Barber Ken Hermes has teamed up with a mental health charity in a bid to prevent male suicide. (12147173)
Barber Ken Hermes has teamed up with a mental health charity in a bid to prevent male suicide. (12147173)

A barber from Halstead has channelled the heartbreak of losing his father to suicide through a support network for those suffering with mental illness.

Ken Hermes was just a teenager when his father, Kenneth, took his own life after struggling with depression.

“Losing my dad to suicide at 15 left an empty place in my heart,” said the 28-year-old, of Abels Road. “If only my dad could have spoken to someone about how he felt, maybe he would still be here.”

The Lions Barber Collective is a mental health charity, which campaigns to raise awareness of the condition in a bid to combat the rate of suicide.

With support from other charities, the group offers training to qualified barbers to spot the vital signs of mental illness among clients.

BarberTalk encourages individuals to share any concerns or personal struggles with trained barbers, while having a routine haircut.

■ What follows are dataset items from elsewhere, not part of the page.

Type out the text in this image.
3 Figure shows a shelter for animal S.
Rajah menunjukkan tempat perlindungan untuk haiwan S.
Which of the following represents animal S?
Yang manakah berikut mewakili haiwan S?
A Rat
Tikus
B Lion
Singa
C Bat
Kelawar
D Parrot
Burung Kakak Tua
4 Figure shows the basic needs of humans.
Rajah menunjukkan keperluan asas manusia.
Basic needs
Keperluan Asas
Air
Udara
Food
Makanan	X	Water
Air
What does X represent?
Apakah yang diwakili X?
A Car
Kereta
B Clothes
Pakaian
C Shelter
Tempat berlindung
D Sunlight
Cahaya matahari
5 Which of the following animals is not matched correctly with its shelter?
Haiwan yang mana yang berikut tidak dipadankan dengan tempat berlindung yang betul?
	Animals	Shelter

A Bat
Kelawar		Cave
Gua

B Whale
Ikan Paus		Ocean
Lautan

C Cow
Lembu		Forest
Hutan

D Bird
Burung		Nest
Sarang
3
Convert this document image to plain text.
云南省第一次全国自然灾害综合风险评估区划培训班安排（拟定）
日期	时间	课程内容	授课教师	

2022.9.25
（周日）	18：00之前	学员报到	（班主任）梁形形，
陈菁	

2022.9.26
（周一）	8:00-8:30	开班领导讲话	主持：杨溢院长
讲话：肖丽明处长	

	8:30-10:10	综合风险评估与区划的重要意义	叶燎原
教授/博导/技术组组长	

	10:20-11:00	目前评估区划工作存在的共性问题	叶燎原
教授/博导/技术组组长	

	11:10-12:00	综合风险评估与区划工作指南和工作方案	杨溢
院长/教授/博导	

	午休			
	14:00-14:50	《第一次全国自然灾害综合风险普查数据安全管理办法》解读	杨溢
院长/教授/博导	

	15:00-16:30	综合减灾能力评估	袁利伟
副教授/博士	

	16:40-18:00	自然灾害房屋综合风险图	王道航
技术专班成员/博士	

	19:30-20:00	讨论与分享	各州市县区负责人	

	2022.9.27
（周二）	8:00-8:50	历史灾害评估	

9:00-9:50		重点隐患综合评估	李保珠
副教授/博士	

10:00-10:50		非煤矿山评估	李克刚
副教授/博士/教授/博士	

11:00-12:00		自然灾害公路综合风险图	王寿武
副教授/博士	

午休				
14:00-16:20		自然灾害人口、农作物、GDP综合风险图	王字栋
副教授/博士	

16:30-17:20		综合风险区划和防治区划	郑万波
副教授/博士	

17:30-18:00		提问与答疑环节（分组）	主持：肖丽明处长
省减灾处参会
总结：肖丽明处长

“It’s a very intimate environment, so it breaks down those barriers,” said Mr Hermes, who works at Gould Barbers in Ipswich, while promoting the charity as an ambassador.

Experiencing the trauma of losing a loved-one to mental illness spurred the father-of-three to join the initiative, while raising awareness of the condition.

“I wasn’t aware of mental health and depression until my father took his life,” said Mr Hermes. “It wasn’t something that was spoken about in my social life – I had no awareness of it and I would hate for anybody to go through the same thing.”

Since the charity’s inception in 2016, the group’s initiatives have provided vital support through key training, which has enabled individuals to share their personal struggles.

“To be able to achieve that with one person is so powerful – it’s extremely rewarding,” said Mr Hermes.

In 2017, figures revealed the highest suicide rates in the UK were among men aged between 45 and 49.

“There’s still a lot of work to do,” said Mr Hermes, who receives support from his family and the collective during difficult times.